When there are no restrictions, min_samples_leaf=1 is the default, meaning that leaves may consist of unique samples (prone
to overfitting). Increasing min_samples_leaf reduces variance. If min_samples_leaf=8, all leaves must contain eight or more samples. Testing a range of values for min_samples_leaf requires going through the same process as before. Instead of copying and pasting, we write a function that displays the best parameters, training score, and test score using GridSearchCV with DecisionTreeRegressor(random_state=2) assigned to reg as a default parameter:

In [35]:
X_train.shape

(548, 12)

In [37]:
def grid_search(params, reg_model = DecisionTreeRegressor(random_state=2)):
    grid_reg = GridSearchCV(reg_model, params, scoring='neg_mean_squared_error', cv=5, n_jobs=-1)
    grid_reg.fit(X_train, y_train)
    best_params = grid_reg.best_params_ 
    print("Best params:", best_params) 
    best_score = np.sqrt(-grid_reg.best_score_) 
    print("Training score: {:.3f}".format(best_score))
    y_pred = grid_reg.predict(X_test) 
    rmse_test = mean_squared_error(y_test, y_pred)**0.5
    print('Test score: {:.3f}'.format(rmse_test))
    


In [38]:
grid_search(params={'min_samples_leaf':[1, 2, 4, 6, 8, 10, 20, 30]})

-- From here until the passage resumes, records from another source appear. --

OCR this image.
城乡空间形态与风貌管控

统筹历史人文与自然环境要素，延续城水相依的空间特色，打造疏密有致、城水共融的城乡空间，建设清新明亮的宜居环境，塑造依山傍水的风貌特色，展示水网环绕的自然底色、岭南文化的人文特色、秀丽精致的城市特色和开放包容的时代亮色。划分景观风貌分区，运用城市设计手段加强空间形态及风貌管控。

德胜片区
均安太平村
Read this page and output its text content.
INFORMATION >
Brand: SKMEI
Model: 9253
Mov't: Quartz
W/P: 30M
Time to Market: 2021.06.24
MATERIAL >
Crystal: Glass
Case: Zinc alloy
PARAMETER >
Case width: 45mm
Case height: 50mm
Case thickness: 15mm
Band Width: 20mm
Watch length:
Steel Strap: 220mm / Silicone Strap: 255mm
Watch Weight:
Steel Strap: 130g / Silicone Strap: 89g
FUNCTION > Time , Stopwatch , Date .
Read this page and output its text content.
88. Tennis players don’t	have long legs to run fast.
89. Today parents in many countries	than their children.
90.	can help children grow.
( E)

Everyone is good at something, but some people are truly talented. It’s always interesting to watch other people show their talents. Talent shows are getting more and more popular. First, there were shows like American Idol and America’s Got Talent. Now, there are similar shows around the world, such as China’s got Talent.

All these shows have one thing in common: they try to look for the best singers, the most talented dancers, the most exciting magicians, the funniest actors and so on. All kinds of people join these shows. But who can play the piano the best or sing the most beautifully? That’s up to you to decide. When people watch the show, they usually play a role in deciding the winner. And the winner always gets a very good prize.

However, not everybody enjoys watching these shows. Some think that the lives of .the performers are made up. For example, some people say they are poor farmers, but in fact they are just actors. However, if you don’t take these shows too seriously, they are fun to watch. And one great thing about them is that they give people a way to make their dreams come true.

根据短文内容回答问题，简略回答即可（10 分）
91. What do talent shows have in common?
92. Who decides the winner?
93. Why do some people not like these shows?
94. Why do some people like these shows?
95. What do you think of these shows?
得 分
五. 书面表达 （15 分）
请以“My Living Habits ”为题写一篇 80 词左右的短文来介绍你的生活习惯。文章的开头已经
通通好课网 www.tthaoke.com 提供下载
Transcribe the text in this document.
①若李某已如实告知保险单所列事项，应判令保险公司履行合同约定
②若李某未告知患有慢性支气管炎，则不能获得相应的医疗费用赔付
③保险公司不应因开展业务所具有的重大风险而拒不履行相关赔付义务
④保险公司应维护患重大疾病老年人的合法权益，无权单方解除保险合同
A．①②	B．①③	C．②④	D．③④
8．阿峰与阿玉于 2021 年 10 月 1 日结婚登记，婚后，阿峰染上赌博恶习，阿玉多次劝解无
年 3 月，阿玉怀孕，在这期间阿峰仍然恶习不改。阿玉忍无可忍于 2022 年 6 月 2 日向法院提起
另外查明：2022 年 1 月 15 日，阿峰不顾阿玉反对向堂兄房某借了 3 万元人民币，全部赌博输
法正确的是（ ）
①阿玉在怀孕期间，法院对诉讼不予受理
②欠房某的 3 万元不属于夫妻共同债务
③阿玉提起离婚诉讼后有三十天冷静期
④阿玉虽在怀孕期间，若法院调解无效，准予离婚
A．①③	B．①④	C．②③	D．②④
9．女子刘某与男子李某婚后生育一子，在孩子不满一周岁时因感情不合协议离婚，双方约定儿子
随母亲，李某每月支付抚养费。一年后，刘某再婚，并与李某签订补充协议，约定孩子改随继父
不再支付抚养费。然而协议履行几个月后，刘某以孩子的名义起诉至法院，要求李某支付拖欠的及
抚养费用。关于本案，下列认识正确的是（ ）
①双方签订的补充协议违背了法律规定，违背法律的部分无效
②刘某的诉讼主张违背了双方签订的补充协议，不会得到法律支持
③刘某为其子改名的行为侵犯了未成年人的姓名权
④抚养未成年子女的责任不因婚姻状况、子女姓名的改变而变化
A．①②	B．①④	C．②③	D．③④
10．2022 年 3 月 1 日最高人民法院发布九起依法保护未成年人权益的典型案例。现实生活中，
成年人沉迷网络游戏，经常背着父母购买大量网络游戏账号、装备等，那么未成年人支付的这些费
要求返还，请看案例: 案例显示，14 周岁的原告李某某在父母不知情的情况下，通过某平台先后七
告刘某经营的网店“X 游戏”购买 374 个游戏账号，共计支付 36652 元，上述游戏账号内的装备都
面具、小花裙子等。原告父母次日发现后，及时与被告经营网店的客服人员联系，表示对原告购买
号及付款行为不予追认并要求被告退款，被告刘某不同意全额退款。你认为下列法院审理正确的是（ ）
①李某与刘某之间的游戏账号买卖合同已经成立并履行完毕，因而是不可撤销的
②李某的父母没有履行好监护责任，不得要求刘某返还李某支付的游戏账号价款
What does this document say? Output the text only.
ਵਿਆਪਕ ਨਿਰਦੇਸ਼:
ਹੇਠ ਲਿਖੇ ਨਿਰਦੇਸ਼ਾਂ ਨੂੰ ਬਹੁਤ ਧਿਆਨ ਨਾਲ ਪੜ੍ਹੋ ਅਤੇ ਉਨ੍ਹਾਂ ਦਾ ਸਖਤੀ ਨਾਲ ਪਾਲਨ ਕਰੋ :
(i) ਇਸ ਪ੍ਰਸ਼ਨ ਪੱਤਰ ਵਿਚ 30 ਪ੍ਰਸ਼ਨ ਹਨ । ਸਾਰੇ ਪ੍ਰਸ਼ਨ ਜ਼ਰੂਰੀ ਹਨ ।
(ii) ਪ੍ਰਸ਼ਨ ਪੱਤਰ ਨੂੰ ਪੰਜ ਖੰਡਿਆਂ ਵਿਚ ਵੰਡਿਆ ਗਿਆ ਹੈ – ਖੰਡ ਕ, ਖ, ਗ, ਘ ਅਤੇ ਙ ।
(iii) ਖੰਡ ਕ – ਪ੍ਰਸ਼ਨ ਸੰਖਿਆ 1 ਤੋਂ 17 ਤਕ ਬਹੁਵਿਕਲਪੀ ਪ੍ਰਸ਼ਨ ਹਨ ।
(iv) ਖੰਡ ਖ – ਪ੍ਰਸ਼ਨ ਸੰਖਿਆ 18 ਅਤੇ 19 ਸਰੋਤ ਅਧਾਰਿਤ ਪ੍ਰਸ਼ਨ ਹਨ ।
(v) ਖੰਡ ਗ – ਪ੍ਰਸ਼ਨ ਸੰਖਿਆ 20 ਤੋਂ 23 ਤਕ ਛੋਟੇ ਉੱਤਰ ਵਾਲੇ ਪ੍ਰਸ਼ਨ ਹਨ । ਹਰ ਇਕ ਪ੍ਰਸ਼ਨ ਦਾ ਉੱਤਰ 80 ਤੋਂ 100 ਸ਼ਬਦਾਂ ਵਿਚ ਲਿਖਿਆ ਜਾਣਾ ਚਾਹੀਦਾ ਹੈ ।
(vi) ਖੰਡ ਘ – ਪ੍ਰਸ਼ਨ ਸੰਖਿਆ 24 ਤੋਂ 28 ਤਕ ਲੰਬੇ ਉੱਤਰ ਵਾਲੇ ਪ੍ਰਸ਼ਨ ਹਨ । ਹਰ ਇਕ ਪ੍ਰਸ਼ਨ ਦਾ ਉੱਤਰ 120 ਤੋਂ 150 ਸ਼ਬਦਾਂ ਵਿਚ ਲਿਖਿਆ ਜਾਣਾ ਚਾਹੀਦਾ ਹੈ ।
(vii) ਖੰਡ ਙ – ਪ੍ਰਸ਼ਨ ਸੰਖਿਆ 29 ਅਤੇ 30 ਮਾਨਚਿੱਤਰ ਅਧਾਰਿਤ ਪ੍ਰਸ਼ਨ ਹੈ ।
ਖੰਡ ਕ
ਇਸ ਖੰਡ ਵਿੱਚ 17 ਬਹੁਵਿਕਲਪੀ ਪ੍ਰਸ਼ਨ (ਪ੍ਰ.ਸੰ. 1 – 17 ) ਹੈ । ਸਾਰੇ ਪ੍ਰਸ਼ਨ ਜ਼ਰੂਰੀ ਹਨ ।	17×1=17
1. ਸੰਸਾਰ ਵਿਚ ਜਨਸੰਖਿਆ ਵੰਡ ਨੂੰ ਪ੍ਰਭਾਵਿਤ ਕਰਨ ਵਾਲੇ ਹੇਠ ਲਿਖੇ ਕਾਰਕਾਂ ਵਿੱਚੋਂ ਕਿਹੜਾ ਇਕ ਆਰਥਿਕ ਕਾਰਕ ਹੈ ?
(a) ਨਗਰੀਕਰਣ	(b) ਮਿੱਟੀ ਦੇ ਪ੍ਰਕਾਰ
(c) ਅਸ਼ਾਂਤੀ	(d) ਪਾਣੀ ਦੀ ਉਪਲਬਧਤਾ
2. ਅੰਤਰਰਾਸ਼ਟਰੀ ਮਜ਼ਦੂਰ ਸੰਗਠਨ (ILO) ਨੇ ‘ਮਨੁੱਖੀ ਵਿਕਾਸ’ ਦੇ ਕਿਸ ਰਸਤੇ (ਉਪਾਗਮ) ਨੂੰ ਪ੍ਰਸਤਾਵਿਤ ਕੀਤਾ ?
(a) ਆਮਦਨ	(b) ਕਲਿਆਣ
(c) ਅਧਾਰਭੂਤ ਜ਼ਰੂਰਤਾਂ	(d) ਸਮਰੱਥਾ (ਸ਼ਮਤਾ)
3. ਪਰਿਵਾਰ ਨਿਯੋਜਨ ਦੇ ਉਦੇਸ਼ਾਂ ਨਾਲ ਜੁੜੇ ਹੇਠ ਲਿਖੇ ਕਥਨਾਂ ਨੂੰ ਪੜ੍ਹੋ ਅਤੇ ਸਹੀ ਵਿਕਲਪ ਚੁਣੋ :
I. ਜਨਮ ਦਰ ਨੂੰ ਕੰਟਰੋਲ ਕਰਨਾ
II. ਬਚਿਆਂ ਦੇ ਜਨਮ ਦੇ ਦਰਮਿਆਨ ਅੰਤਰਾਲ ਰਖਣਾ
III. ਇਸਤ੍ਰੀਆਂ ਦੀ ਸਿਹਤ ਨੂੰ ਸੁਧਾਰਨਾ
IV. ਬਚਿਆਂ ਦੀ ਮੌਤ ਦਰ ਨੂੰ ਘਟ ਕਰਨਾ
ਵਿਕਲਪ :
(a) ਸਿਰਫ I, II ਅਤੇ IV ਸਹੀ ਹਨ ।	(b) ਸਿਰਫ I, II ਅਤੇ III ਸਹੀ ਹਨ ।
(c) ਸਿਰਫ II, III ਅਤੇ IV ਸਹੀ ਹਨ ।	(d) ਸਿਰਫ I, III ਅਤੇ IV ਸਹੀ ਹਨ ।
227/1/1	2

Best params: {'min_samples_leaf': 8}
Training score: 895.733
Test score: 836.326


Since the test score is better than the training score, variance has been reduced. What happens when we put min_samples_leaf and max_depth together? Let's see:

In [39]:
grid_search(params={'max_depth':[None,2,3,4,6,8,10,20],'min_samples_leaf':[1,2,4,6,8,10,20,30]})

Best params: {'max_depth': 6, 'min_samples_leaf': 2}
Training score: 870.396
Test score: 913.000


The result may be a surprise. Even though the training score has improved, the test score has not. min_samples_leaf has decreased from 8 to 2, while max_depth has remained the same. This is a valuable lesson in hyperparameter tuning. Hyperparameters should not be chosen in isolation. As for reducing variance in the preceding example, limiting min_samples_leaf to values greater than three may help

In [40]:
grid_search(params={'max_depth':[6,7,8,9,10],'min_samples_leaf':[3,5,7,9]})

Best params: {'max_depth': 9, 'min_samples_leaf': 7}
Training score: 888.119
Test score: 878.538


##### We have seen how hyperparameters can help improve an algorithms performance on test data.